Why must metal objects be removed before an MRI scan? We explore the dangers of strong magnetic fields on metal and ways to reduce them.
Everyone has probably seen the sign at the entrance to the radiology department that says, “Please remove all metal objects such as earrings, necklaces, and watches that may interfere with the MRI scan before entering the MRI room.”
But why is it necessary to remove these metal objects? To understand the reason, we will first explain what MRI is, how it works, and then examine the risks associated with the presence of metal objects during MRI scans in relation to magnetic fields. MRI (Magnetic Resonance Imaging) refers to an advanced medical device that uses a powerful magnetic field to obtain cross-sectional images of the body, or the images produced by such a device. In this article, we will focus on the former meaning.
The principle of MRI is as follows. The atomic nuclei in bodily tissues normally rotate, but within the strong magnetic field of an MRI machine, they undergo precession. When high-frequency waves are applied, the atomic nuclei enter a high-energy state, and when the high-frequency waves are stopped, they return to their original state while releasing energy. This energy is collected by an antenna and converted into an image by a computer.
So why can’t you wear metal jewelry during an MRI scan? There are three main reasons.
The first reason is “the rearrangement of metal substances due to strong magnetic fields.” Under the influence of the strong magnetic field of an MRI, metal substances are aligned in the same direction as the magnetic field. This can cause not only metal jewelry but also metal substances implanted in the body to tear surrounding body tissues.
In fact, there have been cases where a patient with a metal aneurysm clip implanted in the brain suffered brain tissue damage during an MRI scan. The second reason is the “magnetic force caused by the strong magnetic field.” The strong magnetic field of an MRI affects not only the interior of the equipment but also its surroundings. If you approach an MRI with a metal object, the magnetic field will pull the metal object toward the MRI like a bullet.

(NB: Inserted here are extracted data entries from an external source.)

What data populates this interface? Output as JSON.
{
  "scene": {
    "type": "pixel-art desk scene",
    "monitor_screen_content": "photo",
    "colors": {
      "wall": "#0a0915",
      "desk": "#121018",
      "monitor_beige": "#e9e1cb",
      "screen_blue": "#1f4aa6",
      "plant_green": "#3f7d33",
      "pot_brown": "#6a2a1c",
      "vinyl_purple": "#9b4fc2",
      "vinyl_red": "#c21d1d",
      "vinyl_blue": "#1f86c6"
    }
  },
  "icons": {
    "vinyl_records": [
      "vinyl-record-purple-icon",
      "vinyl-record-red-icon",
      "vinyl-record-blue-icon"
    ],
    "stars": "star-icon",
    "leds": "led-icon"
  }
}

There have been cases where objects such as guns, scissors, and patient beds were sucked into the equipment, and an accident occurred where an oxygen tank brought by a doctor was sucked toward a boy inside the MRI and struck his head. Additionally, the magnetic field of an MRI does not disappear even when the power is turned off, as it is generated by liquid helium inside the MRI.
To remove substances adhering to the MRI equipment, the liquid helium must be removed, which takes a significant amount of time. The third reason is “heat generated by eddy currents.” Eddy currents are swirling currents that occur inside a conductor when it is placed in a changing magnetic field.

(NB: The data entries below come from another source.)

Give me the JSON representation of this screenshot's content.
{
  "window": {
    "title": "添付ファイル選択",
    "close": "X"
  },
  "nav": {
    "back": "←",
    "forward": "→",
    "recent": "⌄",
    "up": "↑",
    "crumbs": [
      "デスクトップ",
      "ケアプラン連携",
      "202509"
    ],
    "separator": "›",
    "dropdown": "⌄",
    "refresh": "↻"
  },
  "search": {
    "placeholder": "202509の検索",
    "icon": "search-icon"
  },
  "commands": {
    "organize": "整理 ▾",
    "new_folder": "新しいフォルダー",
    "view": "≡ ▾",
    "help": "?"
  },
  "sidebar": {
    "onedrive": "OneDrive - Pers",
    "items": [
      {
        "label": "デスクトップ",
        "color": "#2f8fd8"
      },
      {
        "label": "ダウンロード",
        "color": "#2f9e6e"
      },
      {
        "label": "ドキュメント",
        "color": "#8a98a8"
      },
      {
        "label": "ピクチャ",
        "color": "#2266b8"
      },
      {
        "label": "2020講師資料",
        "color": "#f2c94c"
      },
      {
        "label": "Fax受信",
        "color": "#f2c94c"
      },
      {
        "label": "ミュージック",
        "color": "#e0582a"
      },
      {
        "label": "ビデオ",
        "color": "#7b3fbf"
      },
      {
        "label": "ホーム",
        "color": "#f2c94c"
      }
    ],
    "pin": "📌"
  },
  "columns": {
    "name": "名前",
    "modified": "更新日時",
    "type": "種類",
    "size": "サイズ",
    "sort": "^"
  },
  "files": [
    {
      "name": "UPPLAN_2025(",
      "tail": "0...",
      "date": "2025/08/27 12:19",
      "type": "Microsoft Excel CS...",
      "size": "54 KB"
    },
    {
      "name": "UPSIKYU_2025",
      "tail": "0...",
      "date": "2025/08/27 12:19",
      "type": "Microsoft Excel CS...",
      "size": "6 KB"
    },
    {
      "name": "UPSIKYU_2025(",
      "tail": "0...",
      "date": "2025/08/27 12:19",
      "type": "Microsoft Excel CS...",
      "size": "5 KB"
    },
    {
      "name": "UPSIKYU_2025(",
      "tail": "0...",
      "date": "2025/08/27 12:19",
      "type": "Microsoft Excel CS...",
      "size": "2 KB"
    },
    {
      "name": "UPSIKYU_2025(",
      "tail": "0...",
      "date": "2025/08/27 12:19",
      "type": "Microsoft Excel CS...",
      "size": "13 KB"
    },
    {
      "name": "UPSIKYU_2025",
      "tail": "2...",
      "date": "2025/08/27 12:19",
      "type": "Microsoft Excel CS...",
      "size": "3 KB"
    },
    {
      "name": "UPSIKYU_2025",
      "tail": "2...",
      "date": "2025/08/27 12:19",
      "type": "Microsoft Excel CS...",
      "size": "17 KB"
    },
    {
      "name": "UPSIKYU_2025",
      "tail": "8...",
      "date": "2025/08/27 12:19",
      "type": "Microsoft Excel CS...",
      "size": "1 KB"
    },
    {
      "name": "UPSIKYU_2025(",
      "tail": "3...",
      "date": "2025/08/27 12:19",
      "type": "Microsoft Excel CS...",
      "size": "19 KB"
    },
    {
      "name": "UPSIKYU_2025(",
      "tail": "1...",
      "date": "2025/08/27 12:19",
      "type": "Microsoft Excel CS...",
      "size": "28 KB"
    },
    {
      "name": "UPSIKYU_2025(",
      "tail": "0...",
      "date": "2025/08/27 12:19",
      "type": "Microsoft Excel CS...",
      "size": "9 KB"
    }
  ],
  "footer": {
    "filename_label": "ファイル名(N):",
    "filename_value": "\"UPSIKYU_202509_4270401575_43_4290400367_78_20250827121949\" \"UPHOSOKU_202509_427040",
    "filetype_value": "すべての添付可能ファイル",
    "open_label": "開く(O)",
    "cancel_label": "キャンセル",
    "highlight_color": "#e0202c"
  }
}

The magnetic field generated by MRI causes eddy currents to flow through metallic substances inside the equipment, and heat is generated due to the resistance of the metallic substances. Not only metallic jewelry but also tattoos containing iron oxide ink and some nicotine patches contain metal, posing a risk of burns due to heat generation during MRI imaging.

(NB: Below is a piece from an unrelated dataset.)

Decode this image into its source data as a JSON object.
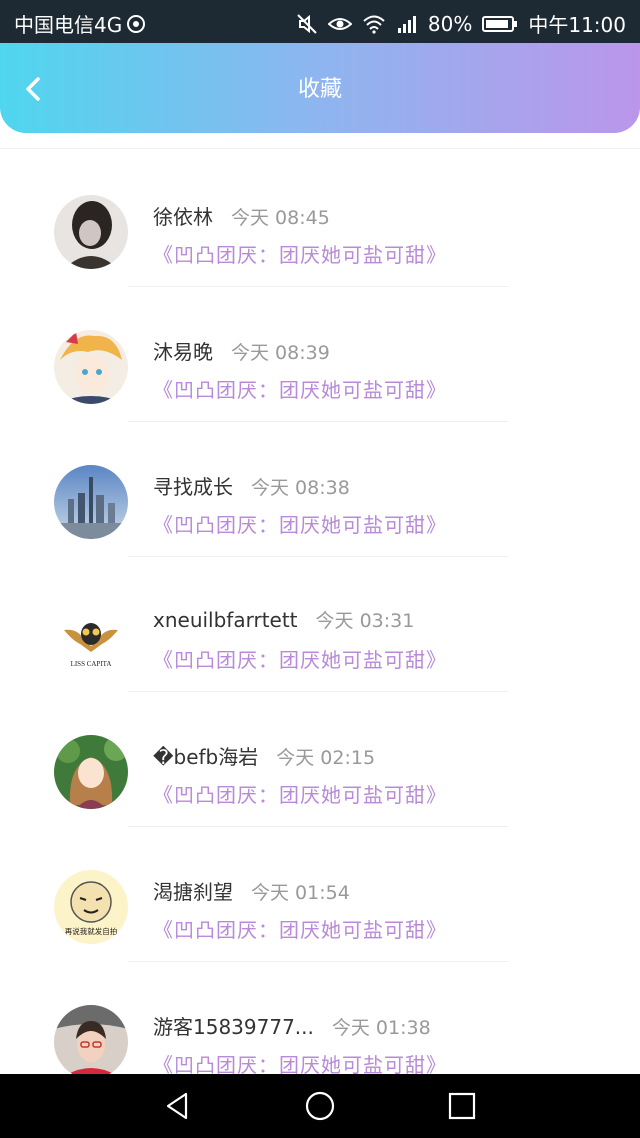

As such, the presence of metallic substances during MRI scans poses significant risks. These risks become even more critical in emergency situations requiring immediate treatment. For example, in cases where rapid assessment of internal conditions is necessary following a severe traffic accident, individuals with metallic substances such as pacemakers or metal implants must first have these removed, potentially delaying treatment.
Is there a way to reduce the risks associated with MRI scans? One existing solution involves using a material called LCP (Liquid Crystal Polymer). By replacing metallic objects inside the body with LCP, eddy currents are reduced, thereby minimizing heat generation. Additionally, unlike metal, LCP does not rearrange itself or move under a magnetic field, significantly reducing risks. Research is also underway using “polyaniline,” a conductive plastic, and if commercialized, this material could replace all biomedical electronic systems like pacemakers, innovatively reducing risks associated with MRI scans.